For everything that Kaplan gets right, the specter of his literary vices and overt biases haunt every page, and reviewers have generally had a field day picking them apart. Tom Bissell, in a devastating critique of Kaplan in the Virginia Quarterly Review, called him “an incompetent thinker and a miserable writer,” and in an equally stunning rebuke, military strategist Thomas P.M. Barnett called a Kaplan essay about naval power in the Pacific and the likelihood of war with China (the piece later became part of “Hog Pilots”) “a stunningly unbalanced piece of work” that is “U.S. Navy and Pacific Command propaganda at its best.”

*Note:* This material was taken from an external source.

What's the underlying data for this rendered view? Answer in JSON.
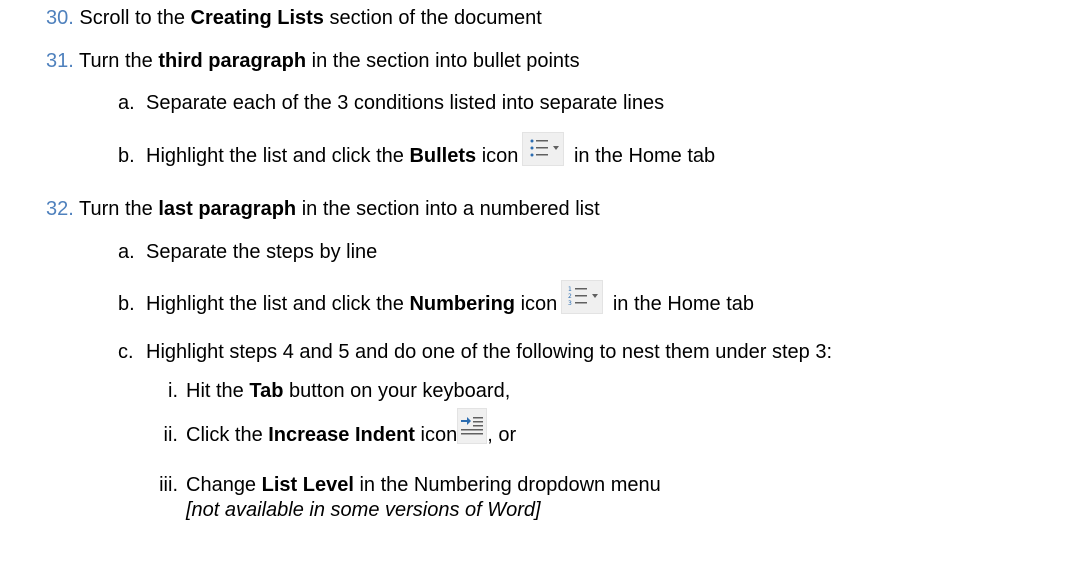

Indeed, while he does offer the occasional criticism, Kaplan seems too much in thrall to his subjects to provide any real analysis other than to report how well they’re doing their jobs. This isn’t to say he isn’t critical of the military when the need arises, but his criticisms often come after page upon page of wide-eyed wonderment over the military’s prowess. That said, “Imperial Grunts” and “Hog Pilots” are invaluable for providing a snapshot of the American military at a time of wrenching transition, as long as you accept that you’re getting the cheerleader’s-eye view. For an idea of how much of his own biases Kaplan injects into his books about the military, try flipping though Washington Post reporter Dana Priest’s excellent 2003 book, “The Mission: Waging War and Keeping Peace With America’s Military” (W. W. Norton & Company), which covers essentially the same ground, and which partially overlaps with the time Kaplan was writing his own two books. While “The Mission” lives within the world of journalistic objectivity and is written as a dispassionate, by-the-numbers report on the state of the American military struggling to define itself after the Cold War, Kaplan goes in the totally opposite direction, acting as the unabashed champion of the selfless ground-pounder. This makes for a much better read, to be sure, but it also leads to a sloppiness for which Kaplan has taken some much-deserved heat.
This might sound like a small thing, but Kaplan’s unrelenting praise for his subjects stands in the way of a clear view of the pluses and minuses of contemporary military policy. This, plus his oft-stated disdain for the American “elite” (to which Kaplan, with his multiple book contracts, regular gig writing at the Atlantic Monthly and another lecturing at the United States Naval Academy, most assuredly belongs), renders many of his utterances on this score either self-loathing or completely tone-deaf. For example, he claims that “no matter how much the combat arms community of the American military with its warrior ethos believed in its worldwide mission, the American governing class… had less stomach for it.” This might make sense if there had not been sufficient documentation that the civilians at the White House, the Pentagon and in Congress pushed for war in Iraq — and the continuation of that war — against most expert military advice. But this is classic Kaplan, seeing only a schism between the brave warrior class and the mewling elites who can’t be trusted with the bloody work of empire. It’s a schism that exists primarily in Kaplan’s mind, or at least one he sometimes gets backward.
That said, while Kaplan is an invaluable resource as long as he continues shouldering his rucksack and heading out into the world with the military, his utility quickly diminishes when he moves away from chronicling the military and tries to become its trench-weary theorist.
Paul McLeary writes for the Columbia Journalism Review and for Defense Technology International magazine.